Bhaurao decision was reiterated in two subsequent decisions of the Supreme Court in Keval Ram v. H.P. Administration, AIR 1966 SC 1564 and Priya Bala v. Suresh Chandra, AIR 1971 SC 1153. Consequently a great burden is cast on the prosecution to show that the second marriage is performed with all due formalities. This burden in many cases cannot be discharged satisfactorily to prove the offence of bigamy.
Therefore, it was felt necessary to add the Explanation. The Committee on the Status of Women in its Report "Towards Equality" (1975) had recommended the incorporation of Explanation to section 17 of the Hindu Marriage Act that an omission to perform some essential ceremonies by parties shall not be construed to mean that the offence of bigamy was not committed. This recommendation has also found a place in Explanation (1) to section 494 in the Bill.
Explanation 2 has been added to section 494 by which it is made clear that where the relevant divorce law prohibits re-marriage of the parties within a specified period after the decree of dissolution, such re-marriage amounts to bigamy. Explanation 2 is as follows:
"Where a marriage has been dissolved by a decree of a competent court but the parties are, by virtue of a provision of the enactment under which their marriage is dissolved, prohibited from re-marrying within a specified period, then for the purposes of this section, the marriage shall, notwithstanding its dissolution, be deemed to subsist during that period."
The Supreme Court in Sarla Mudgal's case,1held that conversion from a monogamous religion (Hinduism) to a polygamous religion (Islam) for the purpose of second marriage, during the subsistence of first marriage, would make the second marriage violative of justice, equity and good conscience etc. The Court also held that the apostate husband would be guilty of the offence of bigamy. The Court has thus removed the uncertainty as regards the effect of conversion on marriage.

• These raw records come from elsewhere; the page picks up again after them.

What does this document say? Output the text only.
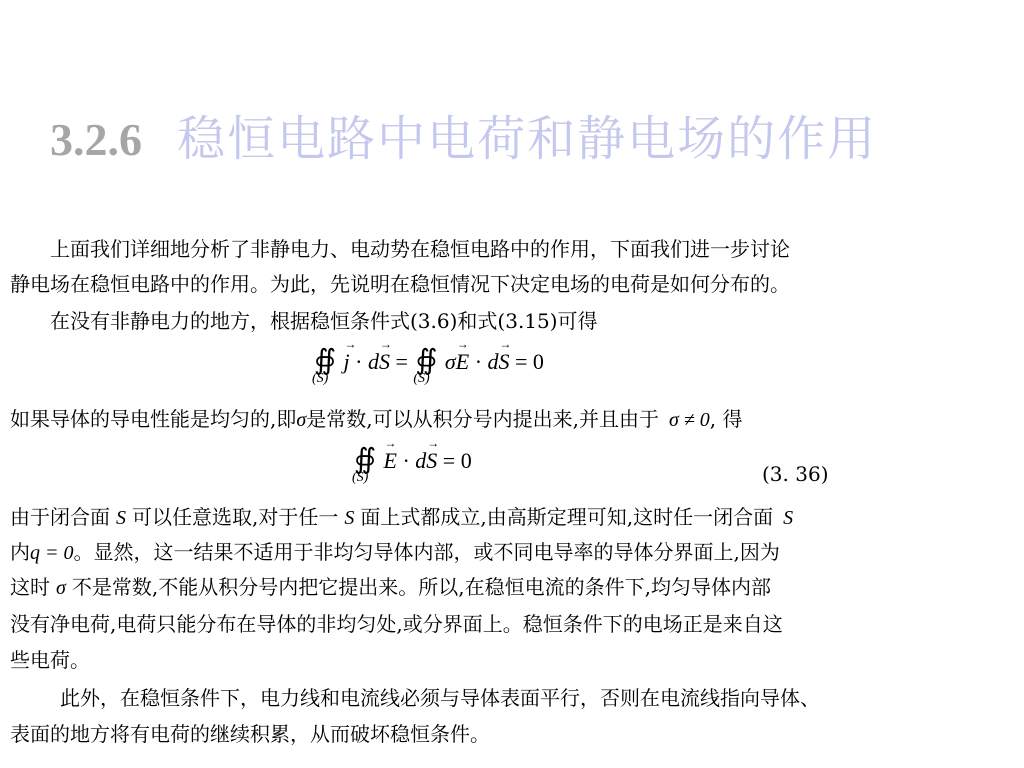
3.2.6 稳恒电路中电荷和静电场的作用
上面我们详细地分析了非静电力、电动势在稳恒电路中的作用，下面我们进一步讨论
静电场在稳恒电路中的作用。为此，先说明在稳恒情况下决定电场的电荷是如何分布的。
在没有非静电力的地方，根据稳恒条件式(3.6)和式(3.15)可得
∯
(S)
→ j · d→ S = ∯
(S)
σ→ E · d→ S = 0
如果导体的导电性能是均匀的,即σ是常数,可以从积分号内提出来,并且由于 σ ≠ 0, 得
∯
(S)
→ E · d→ S = 0
(3. 36)
由于闭合面 S 可以任意选取,对于任一 S 面上式都成立,由高斯定理可知,这时任一闭合面 S
内q = 0。显然，这一结果不适用于非均匀导体内部，或不同电导率的导体分界面上,因为
这时 σ 不是常数,不能从积分号内把它提出来。所以,在稳恒电流的条件下,均匀导体内部
没有净电荷,电荷只能分布在导体的非均匀处,或分界面上。稳恒条件下的电场正是来自这
些电荷。
此外，在稳恒条件下，电力线和电流线必须与导体表面平行，否则在电流线指向导体、
表面的地方将有电荷的继续积累，从而破坏稳恒条件。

1. Sarla Muddal v. Union of India, AIR 1995 SC 1531.
9.42. We recommend that another Explanation, Explanation 3 be added to section 494 incorporating the principle laid down by the Supreme Court in the Sarla Mudgal's case on the following lines to put the matter beyond doubt:
"Explanation 3.-The offence of bigamy is committed when any person converts himself or herself to another religion for the purpose of marrying again during the subsistence of the earlier marriage."